You know, we've been through enough theory, uh, courses, but how do you apply this into real world [00:56:00] situations to relieve pain, to optimize function? And it always comes with the simple things, and then you can branch out. On that I want to thank you for your time. It was just such an incredible time, you know chatting with you I look forward that when things open up and the border opens up and we get the band back together and You know, we can do a live swiss symposium and we'll uh be enjoying ourselves again Um, but thank you so much and I really inspire everyone to Definitely take your course because I mean, there really is nothing out there and especially trainers, you know, whenever I do any presentations, there's always people there that ask me, you know, what do you do for sciatic nerve or frozen shoulder?

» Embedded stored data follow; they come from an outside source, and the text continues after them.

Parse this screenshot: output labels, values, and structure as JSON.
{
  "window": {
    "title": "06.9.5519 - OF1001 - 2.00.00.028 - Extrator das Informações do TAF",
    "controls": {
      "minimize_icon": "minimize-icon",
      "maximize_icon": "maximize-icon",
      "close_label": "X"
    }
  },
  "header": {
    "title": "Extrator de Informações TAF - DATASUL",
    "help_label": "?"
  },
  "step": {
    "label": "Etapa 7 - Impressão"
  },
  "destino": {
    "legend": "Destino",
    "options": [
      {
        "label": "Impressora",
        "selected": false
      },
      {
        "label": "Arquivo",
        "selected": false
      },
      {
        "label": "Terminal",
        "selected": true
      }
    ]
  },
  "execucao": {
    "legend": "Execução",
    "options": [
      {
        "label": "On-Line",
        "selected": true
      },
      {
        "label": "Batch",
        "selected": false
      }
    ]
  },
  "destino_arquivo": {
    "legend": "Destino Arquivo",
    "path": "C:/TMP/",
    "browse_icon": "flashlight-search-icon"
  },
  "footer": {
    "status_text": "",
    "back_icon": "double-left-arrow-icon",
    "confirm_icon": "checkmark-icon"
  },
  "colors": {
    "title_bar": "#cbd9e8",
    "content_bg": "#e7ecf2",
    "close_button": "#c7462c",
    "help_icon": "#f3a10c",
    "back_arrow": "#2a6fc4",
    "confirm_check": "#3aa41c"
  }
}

And I'm like, you've kind of outgrown. Your profession of just training people. Now you're trying to fix people. This is probably one of the premier opportunities, especially since you have it online now that you can learn to be, you know, an exercise clinician that you can work with people [00:57:00] specifically in the low back.

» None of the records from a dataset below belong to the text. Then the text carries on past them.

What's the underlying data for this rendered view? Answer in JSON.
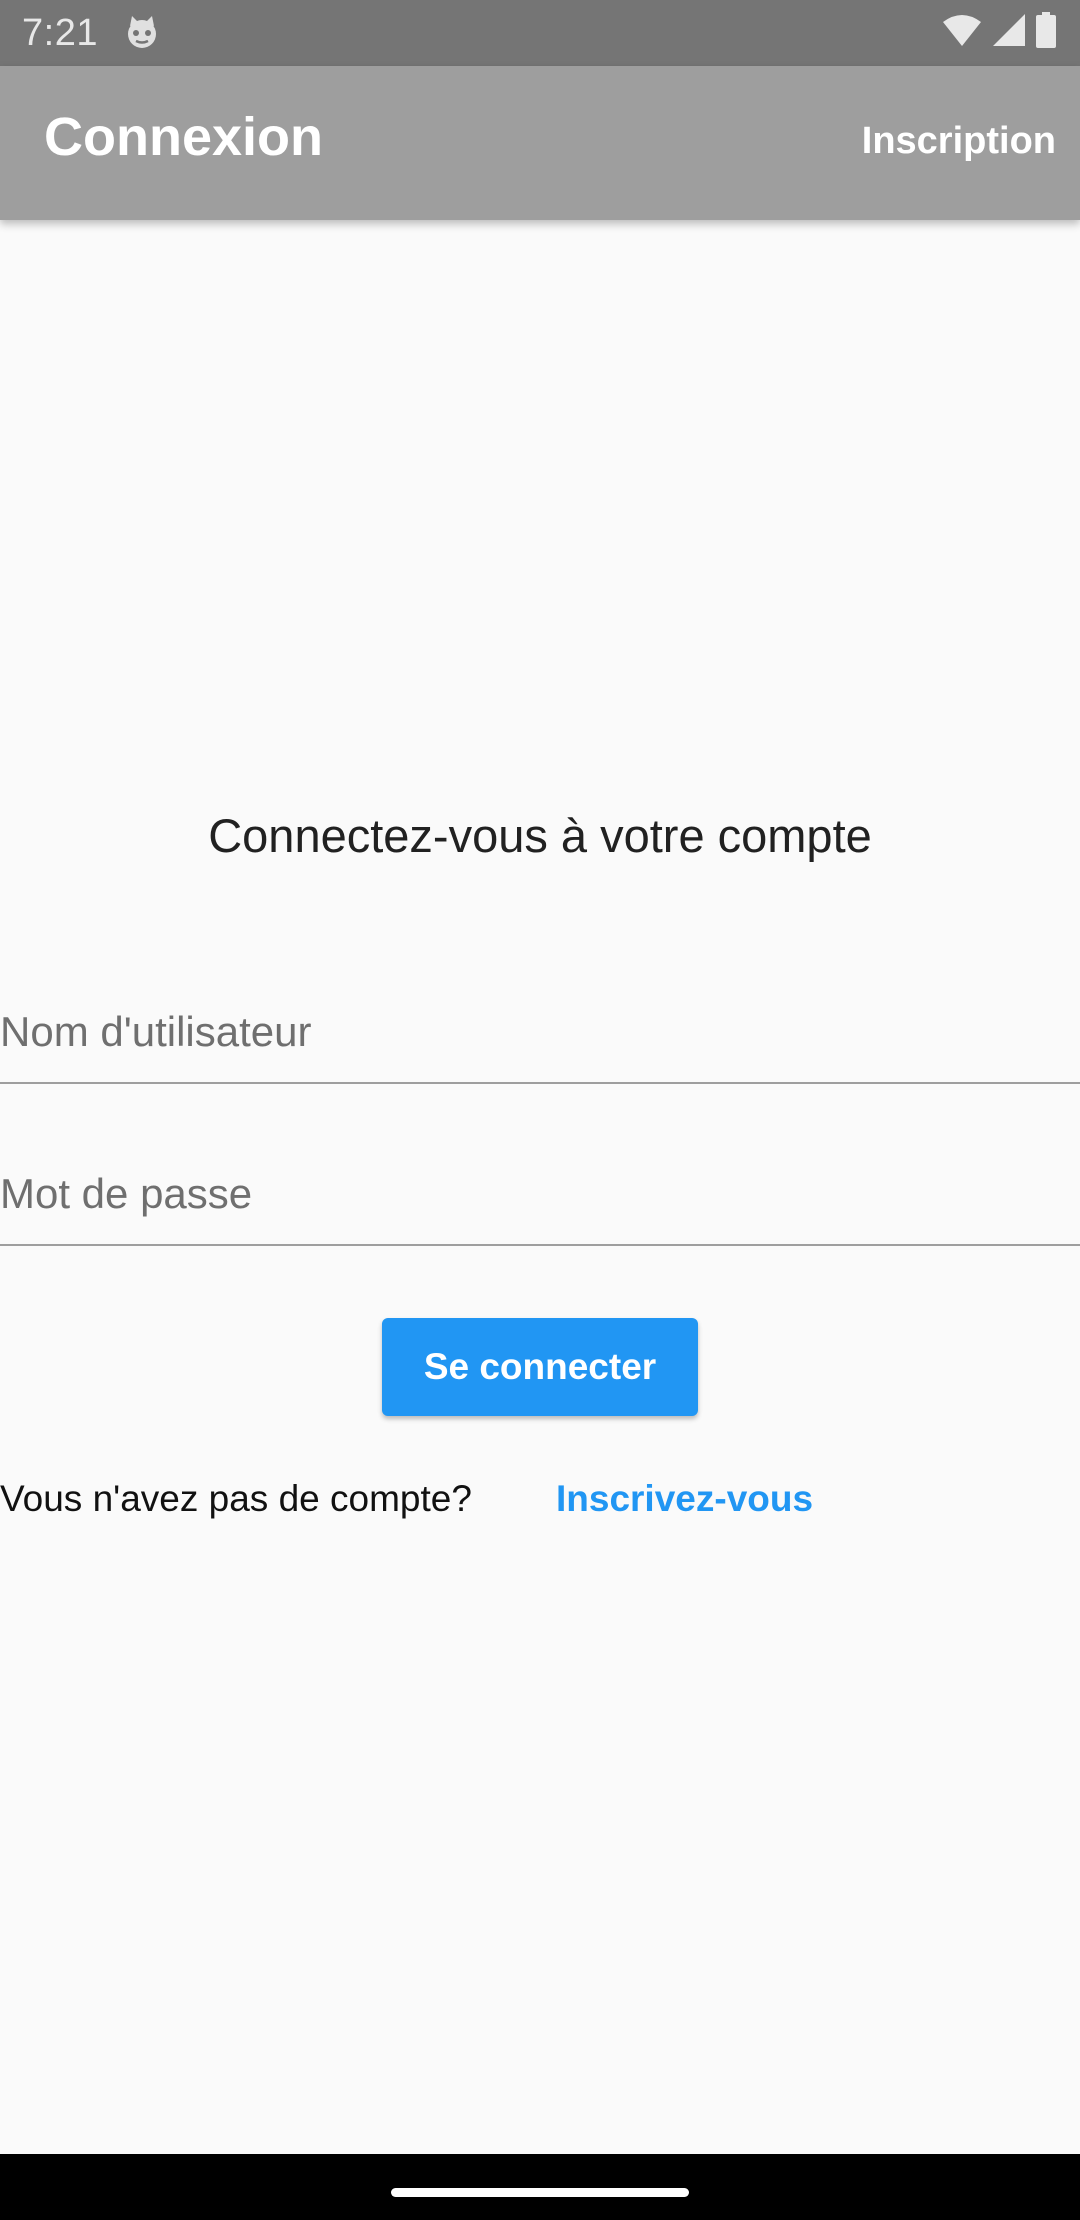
{
  "status_bar": {
    "time": "7:21",
    "icons": [
      "cat-face-icon",
      "wifi-icon",
      "cellular-signal-icon",
      "battery-icon"
    ]
  },
  "app_bar": {
    "title": "Connexion",
    "action_label": "Inscription"
  },
  "login_form": {
    "heading": "Connectez-vous à votre compte",
    "username": {
      "value": "",
      "placeholder": "Nom d'utilisateur"
    },
    "password": {
      "value": "",
      "placeholder": "Mot de passe"
    },
    "submit_label": "Se connecter",
    "signup_prompt": "Vous n'avez pas de compte?",
    "signup_link": "Inscrivez-vous"
  },
  "colors": {
    "status_bar": "#757575",
    "app_bar": "#9e9e9e",
    "background": "#fafafa",
    "accent": "#2196f3"
  }
}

And that's even more brilliant. It's not the entire body. The low back is just so complex and just to be able to do that. So thank you for putting that course together and, and putting it online, you know, to allow everyone, you know, access and, you know, I'll definitely put, you know, all the different links to, uh, to the materials and then also your books and they're, they're amazing.
I have all of them. Appreciate that Ken very much. Uh, and if you will allow me to say. Uh, I stopped going as a professor and a scientist to biomechanics meetings, a lot of the scientific meetings because I found that the topics never changed, and it was someone who's invented a new technology to measure the same old issue.

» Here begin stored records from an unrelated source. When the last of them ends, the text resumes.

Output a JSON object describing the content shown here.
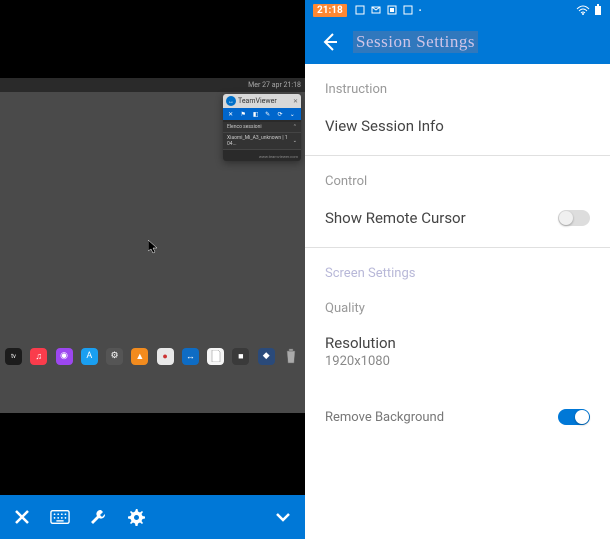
{
  "left": {
    "menubar": {
      "datetime": "Mer 27 apr  21:18"
    },
    "teamviewer": {
      "label": "TeamViewer",
      "sessions": [
        {
          "name": "Elenco sessioni"
        },
        {
          "name": "Xiaomi_Mi_A3_unknown | 1 04..."
        }
      ],
      "footer": "www.teamviewer.com"
    },
    "dock": [
      {
        "name": "appletv",
        "color": "#1c1c1c",
        "glyph": "tv"
      },
      {
        "name": "music",
        "color": "#fa3c4c",
        "glyph": "♫"
      },
      {
        "name": "podcasts",
        "color": "#9d47f0",
        "glyph": "◉"
      },
      {
        "name": "appstore",
        "color": "#1a9ff1",
        "glyph": "A"
      },
      {
        "name": "settings",
        "color": "#555",
        "glyph": "⚙"
      },
      {
        "name": "vlc",
        "color": "#f28b1e",
        "glyph": "▲"
      },
      {
        "name": "app1",
        "color": "#e8e8e8",
        "glyph": "●"
      },
      {
        "name": "teamviewer-dock",
        "color": "#0e6cc4",
        "glyph": "↔"
      },
      {
        "name": "document",
        "color": "#f5f5f5",
        "glyph": "📄"
      },
      {
        "name": "app2",
        "color": "#3a3a3a",
        "glyph": "■"
      },
      {
        "name": "app3",
        "color": "#2a4a7a",
        "glyph": "◆"
      },
      {
        "name": "trash",
        "color": "#888",
        "glyph": "🗑"
      }
    ],
    "toolbar": {
      "close": "close-icon",
      "keyboard": "keyboard-icon",
      "wrench": "wrench-icon",
      "gear": "gear-icon",
      "collapse": "chevron-down-icon"
    }
  },
  "right": {
    "statusbar": {
      "time": "21:18"
    },
    "header": {
      "title": "Session Settings"
    },
    "sections": {
      "instruction": {
        "label": "Instruction",
        "view_info": "View Session Info"
      },
      "control": {
        "label": "Control",
        "remote_cursor": "Show Remote Cursor",
        "remote_cursor_on": false
      },
      "screen": {
        "label": "Screen Settings",
        "quality": "Quality",
        "resolution_label": "Resolution",
        "resolution_value": "1920x1080",
        "remove_bg": "Remove Background",
        "remove_bg_on": true
      }
    }
  }
}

And I just got tired of it. The best meetings I have ever attended [00:58:00] are Swiss hands down. You are able to bring together people who done it, the world's strongest people, the biggest bodybuilders, the fastest men and, and, and, and women, uh, just fabulous, fabulous people. And, uh, Than the scientific geeks like myself and, uh, it was an absolute festival.
For me and just go, just walk down the hall and I'd see a lot of my old friends and, and simply that, uh, created a lot of referrals for me, the old contacts and then sure enough, we're, we're going, I just was talking to Ed Cohn, uh, uh, last week as a matter of fact, and, and we met at Swiss. You know, Bill Kazmaier and I, we, we met originally and got our start World's Strongest Man at Swiss, [00:59:00] uh, JL.
I think I, uh, Holdsworth, uh, the first time I ever met him was at Swiss. Um, yeah, so many, uh, of the, uh, personalities anyway, and you've always been so gracious with the, uh, the, uh, meals and the get togethers we have at Swiss, it is hands down. The best meeting I've ever, uh, been to. That means a lot to me, you know, especially coming from you, because, you know, I hold you in such high esteem, and, you know, to get, you know, that, um, kind words, it really means a lot, you know, to my heart.
And, uh, you know what? I look forward to seeing you soon again at, uh, the Live Swiss, and, um, hopefully we can, uh, inspire more people to, uh, really, really raise the level and, uh, really become good at what they're doing. And I think that's what people are going to be really looking forward to. So again, I thank you.
Okay. Can't wait. Can can't wait anyway. Take [01:00:00] care, brother. Great to see you. You too. Thank you. Bye bye. Bye.